Children in the Philippines Have Not Been Allowed Outside Their Homes for a Year

Luckily almost nobody actually follows the supremely dumb and harmful mandate

OFELIA ABO has not left home for 11 months. In the mornings the six-year-old attends school online. The rest of the time she eats lots of snacks, plays Uno with her mother or, when it isn’t raining, runs around on the roof of her building. She doesn’t mind: “I can play all day.” Then again, she admits, “I sometimes get bored.” If she were allowed, she would like to go to a mall or the beach.

Ofelia and the 32m other Filipinos under the age of 15 (a third of the population) are “required to remain in their residences at all times” as part of the government’s efforts to curb the spread of covid-19. Even as quarantine restrictions have been loosened for working-age adults, they have remained in place for the youngest and oldest members of society, who are deemed most vulnerable. [When they are clearly not. But how better than to virtue signal concern for kids than via incredible repression against them and harm?]

“She tells me how much she wants to go out,” says Ofelia’s mother, Iris, who asked that she and her daughter not be identified by their real names. All the same, Iris considers the rules “OK and reasonable”, since the disease remains such a risk. Known new infections, having peaked at more than 4,000 a day in August, are still running at around 1,600 a day, despite limited testing. [Deaths are at 12,000 in a country of 110 million.]

The Philippines is not unique in keeping children at home. Spain did the same thing for several weeks at the start of the pandemic. But it is an outlier in keeping them confined for this long. “Everyone accepts that it could result in poor psycho-social effects on children,” says Bernadette Madrid of the Child Protection Unit at the University of the Philippines. But she, along with many paediatricians, psychiatrists, epidemiologists, public-health specialists and parents, believes that the benefits of keeping children at home outweigh the risks, in part owing to the nature of Filipino households.

It is rare for children to suffer serious cases of covid-19. But they can still catch the virus and transmit it to others. That is a problem given the preponderance of multi-generational households in the Philippines. Less than a tenth of elderly Filipinos live alone. And more than 10% of people older than 60 live with their grandchildren but not their children, who are often working elsewhere.
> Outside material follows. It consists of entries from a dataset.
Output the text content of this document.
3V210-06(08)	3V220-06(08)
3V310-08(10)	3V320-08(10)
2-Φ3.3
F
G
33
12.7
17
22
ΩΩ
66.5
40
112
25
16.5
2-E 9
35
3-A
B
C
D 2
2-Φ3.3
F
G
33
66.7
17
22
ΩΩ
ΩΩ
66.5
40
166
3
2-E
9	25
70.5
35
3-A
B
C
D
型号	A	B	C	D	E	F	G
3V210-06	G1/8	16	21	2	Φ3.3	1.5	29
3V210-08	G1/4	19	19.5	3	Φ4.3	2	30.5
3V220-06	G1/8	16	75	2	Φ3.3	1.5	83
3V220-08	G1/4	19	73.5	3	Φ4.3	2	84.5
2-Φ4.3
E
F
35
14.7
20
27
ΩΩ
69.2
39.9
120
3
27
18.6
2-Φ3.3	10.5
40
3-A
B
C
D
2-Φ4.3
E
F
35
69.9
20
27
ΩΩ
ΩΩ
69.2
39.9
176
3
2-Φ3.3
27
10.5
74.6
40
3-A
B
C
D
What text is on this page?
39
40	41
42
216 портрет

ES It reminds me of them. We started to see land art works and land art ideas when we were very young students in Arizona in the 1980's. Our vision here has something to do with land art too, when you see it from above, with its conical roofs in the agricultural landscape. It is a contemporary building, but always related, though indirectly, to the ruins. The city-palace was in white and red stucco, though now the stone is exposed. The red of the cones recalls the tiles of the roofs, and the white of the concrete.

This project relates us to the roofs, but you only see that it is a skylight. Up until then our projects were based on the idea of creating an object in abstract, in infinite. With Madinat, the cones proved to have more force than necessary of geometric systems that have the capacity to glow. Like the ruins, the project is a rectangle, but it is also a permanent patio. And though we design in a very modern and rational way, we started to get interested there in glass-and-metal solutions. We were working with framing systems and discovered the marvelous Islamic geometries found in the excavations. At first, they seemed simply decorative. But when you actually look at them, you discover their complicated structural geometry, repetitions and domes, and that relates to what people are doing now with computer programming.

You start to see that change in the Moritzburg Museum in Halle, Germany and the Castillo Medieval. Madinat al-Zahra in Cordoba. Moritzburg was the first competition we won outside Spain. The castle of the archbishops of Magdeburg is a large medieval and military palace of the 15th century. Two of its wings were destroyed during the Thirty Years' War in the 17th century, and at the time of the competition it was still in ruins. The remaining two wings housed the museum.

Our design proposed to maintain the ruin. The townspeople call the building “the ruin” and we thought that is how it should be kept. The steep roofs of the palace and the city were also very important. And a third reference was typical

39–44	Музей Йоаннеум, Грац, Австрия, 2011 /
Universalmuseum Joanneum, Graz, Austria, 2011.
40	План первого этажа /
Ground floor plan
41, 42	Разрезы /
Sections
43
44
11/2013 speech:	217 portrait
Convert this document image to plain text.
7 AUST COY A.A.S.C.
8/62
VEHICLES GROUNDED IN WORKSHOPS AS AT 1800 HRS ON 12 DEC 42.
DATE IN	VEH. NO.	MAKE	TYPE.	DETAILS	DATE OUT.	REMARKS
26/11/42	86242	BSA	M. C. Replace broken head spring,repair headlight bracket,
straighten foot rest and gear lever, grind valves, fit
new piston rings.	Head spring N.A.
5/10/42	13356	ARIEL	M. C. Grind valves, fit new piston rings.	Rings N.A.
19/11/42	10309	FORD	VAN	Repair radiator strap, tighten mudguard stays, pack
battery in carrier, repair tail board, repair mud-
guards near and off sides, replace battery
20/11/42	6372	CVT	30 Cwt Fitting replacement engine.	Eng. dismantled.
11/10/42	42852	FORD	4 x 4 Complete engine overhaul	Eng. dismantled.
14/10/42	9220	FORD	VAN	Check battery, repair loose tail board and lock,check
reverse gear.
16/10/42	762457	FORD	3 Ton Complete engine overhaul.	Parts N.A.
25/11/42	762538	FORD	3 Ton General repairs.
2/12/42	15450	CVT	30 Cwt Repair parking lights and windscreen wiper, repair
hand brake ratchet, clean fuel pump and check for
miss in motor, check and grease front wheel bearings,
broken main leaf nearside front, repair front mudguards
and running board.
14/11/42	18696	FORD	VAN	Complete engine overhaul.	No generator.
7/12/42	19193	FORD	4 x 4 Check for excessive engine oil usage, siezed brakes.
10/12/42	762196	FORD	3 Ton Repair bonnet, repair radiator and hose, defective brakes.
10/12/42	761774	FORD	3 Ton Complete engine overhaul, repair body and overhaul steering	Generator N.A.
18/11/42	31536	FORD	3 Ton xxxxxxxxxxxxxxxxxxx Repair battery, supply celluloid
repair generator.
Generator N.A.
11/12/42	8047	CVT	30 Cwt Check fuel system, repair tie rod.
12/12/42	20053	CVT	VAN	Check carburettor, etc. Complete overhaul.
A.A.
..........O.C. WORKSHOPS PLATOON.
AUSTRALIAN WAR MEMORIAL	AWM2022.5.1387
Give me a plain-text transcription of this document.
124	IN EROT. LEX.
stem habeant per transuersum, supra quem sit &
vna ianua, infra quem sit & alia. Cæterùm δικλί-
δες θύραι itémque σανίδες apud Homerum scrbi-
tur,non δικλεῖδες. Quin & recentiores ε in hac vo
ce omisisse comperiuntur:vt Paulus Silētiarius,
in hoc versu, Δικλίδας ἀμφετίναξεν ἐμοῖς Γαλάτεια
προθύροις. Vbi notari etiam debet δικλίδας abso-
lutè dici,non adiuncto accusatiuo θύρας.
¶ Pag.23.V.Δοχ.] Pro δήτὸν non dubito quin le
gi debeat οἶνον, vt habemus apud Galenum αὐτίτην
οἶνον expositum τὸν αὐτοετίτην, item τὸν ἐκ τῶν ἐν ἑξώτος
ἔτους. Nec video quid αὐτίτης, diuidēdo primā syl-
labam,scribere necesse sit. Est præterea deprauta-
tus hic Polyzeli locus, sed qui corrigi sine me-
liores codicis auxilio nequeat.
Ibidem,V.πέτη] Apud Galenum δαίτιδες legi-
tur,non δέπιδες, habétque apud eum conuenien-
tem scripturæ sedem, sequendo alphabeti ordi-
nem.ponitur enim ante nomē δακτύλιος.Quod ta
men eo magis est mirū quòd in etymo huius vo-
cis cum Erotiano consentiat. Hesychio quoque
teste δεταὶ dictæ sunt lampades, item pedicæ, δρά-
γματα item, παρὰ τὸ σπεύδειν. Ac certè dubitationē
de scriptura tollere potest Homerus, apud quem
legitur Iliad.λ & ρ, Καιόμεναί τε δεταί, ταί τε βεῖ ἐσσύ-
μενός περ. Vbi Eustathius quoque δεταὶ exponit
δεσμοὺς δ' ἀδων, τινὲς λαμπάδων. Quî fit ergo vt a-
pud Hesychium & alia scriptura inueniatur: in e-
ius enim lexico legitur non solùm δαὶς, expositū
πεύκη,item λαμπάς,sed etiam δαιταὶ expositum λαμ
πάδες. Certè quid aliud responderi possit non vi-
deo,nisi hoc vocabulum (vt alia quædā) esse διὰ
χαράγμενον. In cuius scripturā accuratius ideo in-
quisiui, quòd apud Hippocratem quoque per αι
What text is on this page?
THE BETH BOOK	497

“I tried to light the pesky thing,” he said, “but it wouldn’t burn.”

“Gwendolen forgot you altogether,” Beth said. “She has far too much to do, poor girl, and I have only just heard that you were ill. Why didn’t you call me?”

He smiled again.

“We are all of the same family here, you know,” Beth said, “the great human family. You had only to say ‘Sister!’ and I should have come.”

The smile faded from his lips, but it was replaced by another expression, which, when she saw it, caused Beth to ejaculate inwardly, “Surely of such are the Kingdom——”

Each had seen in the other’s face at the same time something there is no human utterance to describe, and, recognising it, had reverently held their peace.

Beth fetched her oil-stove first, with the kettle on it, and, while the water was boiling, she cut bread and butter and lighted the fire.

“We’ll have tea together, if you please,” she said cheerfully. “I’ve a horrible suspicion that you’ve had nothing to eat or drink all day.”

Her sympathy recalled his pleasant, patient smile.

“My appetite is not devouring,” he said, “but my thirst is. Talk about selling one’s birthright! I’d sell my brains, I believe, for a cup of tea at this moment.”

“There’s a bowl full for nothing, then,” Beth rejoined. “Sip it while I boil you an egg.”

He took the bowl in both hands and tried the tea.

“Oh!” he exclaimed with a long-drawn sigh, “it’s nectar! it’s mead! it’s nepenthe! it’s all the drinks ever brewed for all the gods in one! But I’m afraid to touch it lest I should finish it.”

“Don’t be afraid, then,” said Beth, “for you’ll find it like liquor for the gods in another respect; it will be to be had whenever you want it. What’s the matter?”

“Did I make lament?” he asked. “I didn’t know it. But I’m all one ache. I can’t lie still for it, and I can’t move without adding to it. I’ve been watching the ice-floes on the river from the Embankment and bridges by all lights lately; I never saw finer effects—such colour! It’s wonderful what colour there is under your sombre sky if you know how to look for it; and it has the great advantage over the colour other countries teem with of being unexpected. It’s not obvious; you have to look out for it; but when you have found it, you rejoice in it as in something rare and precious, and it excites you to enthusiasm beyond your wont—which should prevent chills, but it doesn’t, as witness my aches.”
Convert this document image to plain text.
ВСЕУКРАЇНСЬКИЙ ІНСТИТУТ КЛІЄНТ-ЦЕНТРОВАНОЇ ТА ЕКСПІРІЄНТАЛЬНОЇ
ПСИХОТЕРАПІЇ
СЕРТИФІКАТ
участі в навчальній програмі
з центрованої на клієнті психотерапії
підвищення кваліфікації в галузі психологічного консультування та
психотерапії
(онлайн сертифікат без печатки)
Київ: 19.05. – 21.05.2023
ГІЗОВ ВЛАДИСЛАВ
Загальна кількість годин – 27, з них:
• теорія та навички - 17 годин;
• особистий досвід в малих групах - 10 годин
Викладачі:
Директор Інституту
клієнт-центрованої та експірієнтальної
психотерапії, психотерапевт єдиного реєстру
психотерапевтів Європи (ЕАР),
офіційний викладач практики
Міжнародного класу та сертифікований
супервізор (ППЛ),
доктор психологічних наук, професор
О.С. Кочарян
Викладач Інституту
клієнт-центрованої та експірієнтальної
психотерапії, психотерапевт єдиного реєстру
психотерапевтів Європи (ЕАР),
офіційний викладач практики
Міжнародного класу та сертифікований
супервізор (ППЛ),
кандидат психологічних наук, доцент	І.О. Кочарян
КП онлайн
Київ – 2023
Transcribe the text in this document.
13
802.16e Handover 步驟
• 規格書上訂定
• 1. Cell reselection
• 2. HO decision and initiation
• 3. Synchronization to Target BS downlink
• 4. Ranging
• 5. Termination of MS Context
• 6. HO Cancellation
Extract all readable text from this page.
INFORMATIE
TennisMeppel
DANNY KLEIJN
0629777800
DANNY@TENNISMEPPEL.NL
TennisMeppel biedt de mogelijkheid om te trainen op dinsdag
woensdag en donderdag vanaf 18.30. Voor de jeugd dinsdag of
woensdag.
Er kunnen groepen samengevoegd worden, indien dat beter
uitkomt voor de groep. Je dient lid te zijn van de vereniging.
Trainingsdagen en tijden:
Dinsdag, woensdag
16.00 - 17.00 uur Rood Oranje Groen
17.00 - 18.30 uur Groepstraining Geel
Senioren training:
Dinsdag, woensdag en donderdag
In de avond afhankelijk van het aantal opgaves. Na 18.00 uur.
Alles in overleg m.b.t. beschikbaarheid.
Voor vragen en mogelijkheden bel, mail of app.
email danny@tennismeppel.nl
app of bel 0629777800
As a result, the loudest opposition to the lockdown of children comes not from outraged parents, but from businesses. Cities in the Philippines, and especially Manila, the capital, are not over-endowed with parks and playgrounds. For many families, shopping malls are the closest thing to a public space. Banning kids from malls means adults visit less often too, dragging down consumer spending. GDP contracted by 9.5% last year, the worst of any large South-East Asian country.

For the most part, Filipinos gripe about the haphazard rulemaking rather than the rules themselves. A senator complains that cock-fighting pits have been allowed to operate again even as schools remain closed. Others think the blanket lockdown should be replaced with local restrictions determined by the case rate in each area. The workings of the Inter-Agency Task Force for the Management of Emerging Infectious Diseases, the country’s covid-19 response unit, are opaque. In January it said it would allow children aged ten and older to go to shopping malls. President Rodrigo Duterte abruptly reversed the decision. The U-turn had “nothing to do with incompetence, not at all”, he explained.

Source: The Economist

3 Comments
  1. ken says

    All for a alleged disease with a 0.01% chance of dying for those under 50,,,and a 0.1% chance for the rest. This makes no sense!

    They know the PCR test and antibody test are bogus. They know the disease is likely the flu. Yet they continue the lies and fear mongering.

    Keep your ear to the ground folks. Something very evil is happening. And you are the target!

    1. Ron says

      In my city, there is a lockdown yet when I go outside during the day, I am seeing more and more people fed-up and dis-obeying the current government lockdown. Now, why is the government NOT arresting people, handing out fines or making a fuss? The answer is simple. At this stage, the Politicians (puppet for the Elite) only care about maintaining a “state of (Pandemic) emergency”. During this “state of emergency”, politicians can pass temporary laws without legal debate, public examination or criticism (due process). That is, they can force you to do whatever they wish without consequence because the country is in a “state of emergency”….aka fascism. The sheep are not concerned and happy to wear their face diapers and obey but for everyone else this is a big big problem. Government is pushing unproven vaccines and now have the authority to force everyone to take it. In less than 9 months, vaccines for Covid19 were invented, developed and tested. If that’s not remarkable enough, how can vaccines be invented for a virus (SARSCov2) no one has been able to isolate? If you can prove an isolated SARSCov2 virus exists, there is close to a half million dollar reward waiting for you to collect.

  2. Anonymous says

    Seriously? Don’t believe anything the media prints. Kids here in my neighborhood are running about like loose rabbits. They are not allowed to go downtown (the city center), but they sure as hell can go out of their houses. This must be one mother who followed all the mandates to extremes. Even when I was in Metro Manila, the epicenter, kids go out of their houses to play on the streets and mingle with others.